Collecting the folklore and uses of plants

Yellow corydalis

Native to the southern foothills of the Alps, yellow corydalis (Pseudofumaria lutea) has been grown as an ornamental in the British Isles since late in the sixteenth century. It was first recorded in the wild plant in 1796 and became widespread early in the next century. In recent times it has expanded its distribution throughout the British Isles, although it remains little recorded in the Irish Republic [1]. As yellow corydalis has spread it seems to have adapted to new habitats; once it was restricted to crevices in walls and similar situations, now, in London, at least it seems able to colonise any bare ground. It is possible that climate change is stimulating greater seed production.
As an attractive plant which can rapidly spread, and was probably passed round between cottage gardeners, one would expect yellow corydalis to acquire a large number of local names. However, this does not seem to be so.
In their Dictionary of English Plant-names, 1886, James Britten and Robert Holland record lady’s pincushion, mother-of-thousands and pincushion as Devon names for yellow corydalis. A.S. Macmillan also records mother-of-thousands from Somerset [2], and collected fingers-and-thumbs from Stoke Abbott in west Dorset [3]. Yellow corydalis shares each of these names with nine or more other species (see the Local Names page on this website).
A more interesting name is Italian weed given to the plant in the Craven area of North Yorkshire, and recorded by Britten and Holland in a card index containing names accumulated for a supplement to their Dictionary, now housed in the Botany Library of the Natural History Museum, London. This name was given to yellow corydalis because it was ‘said to follow the Romans’.
Finally in issue 2 of her short-lived newsletter Plant Matters, autumn 1996, Ann Macfarlane records what must have been a very local name:
‘Yellow corydalis – Called Kitty Barnard in the Clywd [north Wales] village Glyndyfrdw after a Victorian lady who potted up the plant for sale in her garden. Another name for yellow corydalis is yellow fumitory.’
Thus it seems that the plant has acquired no more than seven local names in the British Isles.

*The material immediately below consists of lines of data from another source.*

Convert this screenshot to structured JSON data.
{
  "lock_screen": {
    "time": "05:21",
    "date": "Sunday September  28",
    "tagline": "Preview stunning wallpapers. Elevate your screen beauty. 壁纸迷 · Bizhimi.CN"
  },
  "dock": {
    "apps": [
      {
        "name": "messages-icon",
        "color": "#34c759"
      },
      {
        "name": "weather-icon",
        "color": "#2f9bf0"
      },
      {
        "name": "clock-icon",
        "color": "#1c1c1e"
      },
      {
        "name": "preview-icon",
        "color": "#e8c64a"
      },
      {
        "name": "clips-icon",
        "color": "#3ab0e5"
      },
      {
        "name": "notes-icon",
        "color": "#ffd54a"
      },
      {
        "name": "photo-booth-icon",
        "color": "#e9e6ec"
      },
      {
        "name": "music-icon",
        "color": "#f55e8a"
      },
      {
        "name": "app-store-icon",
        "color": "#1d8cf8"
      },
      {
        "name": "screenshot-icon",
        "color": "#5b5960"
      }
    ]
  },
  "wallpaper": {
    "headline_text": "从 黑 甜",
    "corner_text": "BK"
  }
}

1. C. Preston, et al., New Atlas of the British & Irish Flora, 2002: 119.
2. A.S. Macmillan, Popular Names of Flowers, Fruits, etc., 1922: 197.
3. ibid.: 105.

PLA contains an additional name for yellow corydalis: poppers, used for both it and balsam (Impatiens spp.) in Wiltshire, and presumably referring to its explosive seed-capsules [Rowde, Wiltshire, February 1982].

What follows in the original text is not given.